Mr Burke did not respond to The Border Mail on Thursday.
He was chief executive of Lifeline Albury Wodonga from 2018, having succeeded Chris Pidd in the role.
Mr Burke is also chairman of Albury Wodonga Health and has been chief executive of Mungabareena Aboriginal Corporation.
His successor at Lifeline is expected to be known soon with five applicants for the job being interviewed across Thursday and Friday.
A positions vacant advertisement for the role stated that Lifeline was "seeking a self-motivated, experienced, and empathic leader to drive the strategic development and growth of the organisation".
The chief executive switch has been accompanied by a change in board chairman.

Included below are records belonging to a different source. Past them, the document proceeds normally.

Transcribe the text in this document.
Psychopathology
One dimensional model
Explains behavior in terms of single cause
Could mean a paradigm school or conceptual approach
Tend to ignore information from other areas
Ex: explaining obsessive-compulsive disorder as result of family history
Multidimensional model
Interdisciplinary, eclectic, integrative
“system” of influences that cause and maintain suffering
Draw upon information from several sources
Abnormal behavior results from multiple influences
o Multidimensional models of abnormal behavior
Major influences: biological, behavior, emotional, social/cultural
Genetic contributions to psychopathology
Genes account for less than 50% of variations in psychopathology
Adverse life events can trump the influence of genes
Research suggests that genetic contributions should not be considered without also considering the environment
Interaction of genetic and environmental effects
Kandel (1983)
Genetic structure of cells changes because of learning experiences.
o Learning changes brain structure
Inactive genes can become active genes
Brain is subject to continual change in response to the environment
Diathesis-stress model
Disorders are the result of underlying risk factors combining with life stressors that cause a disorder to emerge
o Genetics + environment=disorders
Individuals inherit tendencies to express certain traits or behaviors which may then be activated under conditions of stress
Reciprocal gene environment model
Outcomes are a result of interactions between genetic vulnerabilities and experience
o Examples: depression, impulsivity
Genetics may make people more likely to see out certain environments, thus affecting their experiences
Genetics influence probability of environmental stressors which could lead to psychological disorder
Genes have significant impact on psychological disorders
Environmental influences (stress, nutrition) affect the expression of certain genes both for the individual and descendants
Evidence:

Mr Passalaqua replaced Neville Hull in the post last month after the latter asked to step down.
A former chief executive of Falls Creek Resort Management, Mr Passalaqua joined the board at the start of this year after having been a Lifeline call taker in Melbourne from 2010 to 2017.
He is keen to see Lifeline increase its volunteer base on the Border and improve its operations.
An audit is being done to set the enterprise up to meet ongoing demand, much of it related to COVID fallout.
However, Mr Passalaqua said state and federal government aid had cushioned blows related to the trading of Lifeline's charity shops.